How does health relate to wellbeing at the societal level?

Communities have an interest in optimising the health of their members, as good health can assist people to contribute to society in a variety of ways. A community's sense of optimism and achievement can be enhanced by positive community health outcomes, or damaged where there is widespread poor health within the community. While there will always be a need for communities to respond to the ill health of their members, there are costs associated with maintaining health service infrastructures.


What are some key social issues?
  • Reducing incidence of disease, disability, injury and premature mortality, and protecting and improving the physical, mental and social health of the population.
  • Ensuring all population groups have adequate access to health facilities and services.
  • Understanding what socioeconomic and environmental factors influence good or poor health outcomes, and promoting healthy behaviours and minimising risk behaviours
  • Developing health policy, promotion and intervention activity and monitoring these
  • Monitoring trends and patterns in health and giving priority to the most prevalent causes of death and disability.
  • Ensuring health care is funded and affordable through establishing an appropriate balance between government support and private health insurance membership.

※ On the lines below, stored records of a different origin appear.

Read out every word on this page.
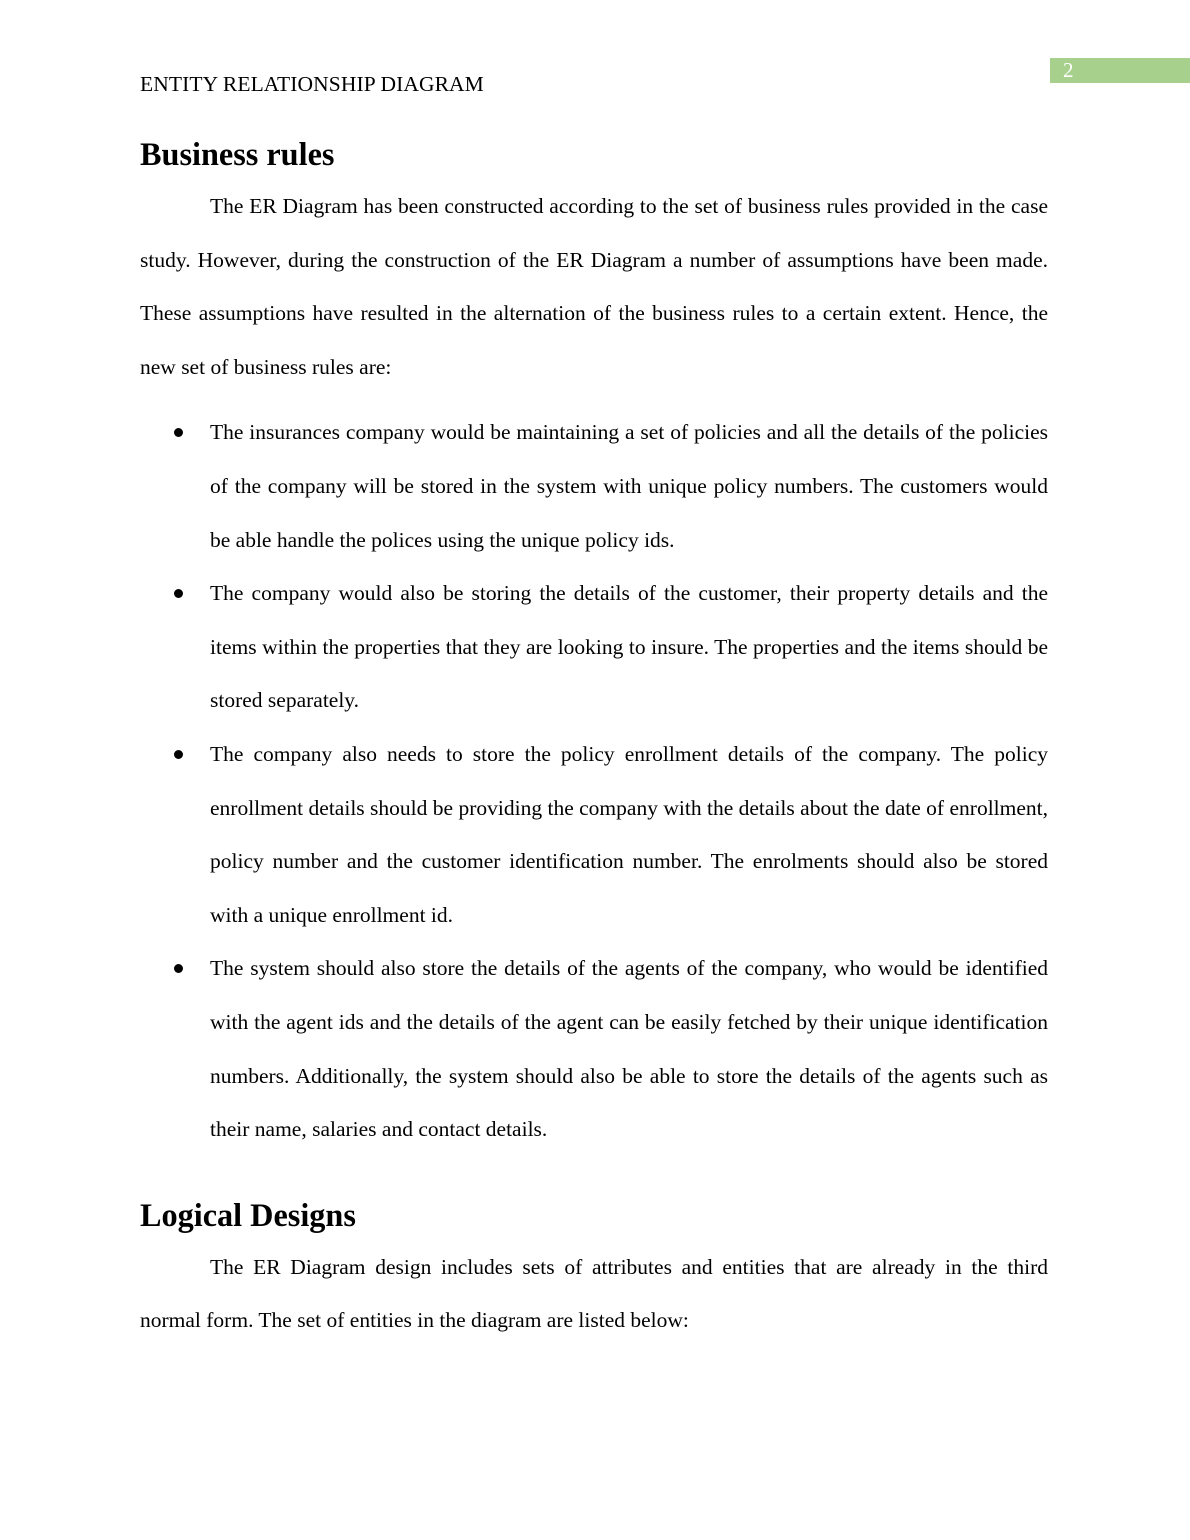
2
ENTITY RELATIONSHIP DIAGRAM
Business rules

The ER Diagram has been constructed according to the set of business rules provided in the case study. However, during the construction of the ER Diagram a number of assumptions have been made. These assumptions have resulted in the alternation of the business rules to a certain extent. Hence, the new set of business rules are:

The insurances company would be maintaining a set of policies and all the details of the policies of the company will be stored in the system with unique policy numbers. The customers would be able handle the polices using the unique policy ids.
The company would also be storing the details of the customer, their property details and the items within the properties that they are looking to insure. The properties and the items should be stored separately.
The company also needs to store the policy enrollment details of the company. The policy enrollment details should be providing the company with the details about the date of enrollment, policy number and the customer identification number. The enrolments should also be stored with a unique enrollment id.
The system should also store the details of the agents of the company, who would be identified with the agent ids and the details of the agent can be easily fetched by their unique identification numbers. Additionally, the system should also be able to store the details of the agents such as their name, salaries and contact details.
Logical Designs

The ER Diagram design includes sets of attributes and entities that are already in the third normal form. The set of entities in the diagram are listed below:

What are some key definitional changes?

Health relates to both the physical and mental state of a person, and its meaning will vary according to individual or community expectations and context. Good health is reflected not simply in the absence of disease or disability but is a continuum that includes positive states of wellbeing. A person's health is not static, but is continually being influenced by many personal, behavioural and environmental factors, by life cycle change, and by the accumulation of behaviours and choices over a lifetime.


What are the main measurement issues?
  • Due to variation in how health is perceived, and to people's lack of knowledge about their own health, self-reported health data has limitations. However, there are cost and privacy issues associated with collecting more objective health data via clinical tests.
  • Broad level mortality indicators may not identify the health needs of small groups and do not necessarily describe the extent to which the population is disabled by ill health.
  • Diagnosed disease may not reliably indicate a person's health, as diseases can exist at an underlying level. Similarly, current health status measures alone may not indicate future trends or the behaviour patterns of individuals responding to disease. In these cases, measures of lifestyle behaviours (e.g. smoking, exercise) can be useful health indicators.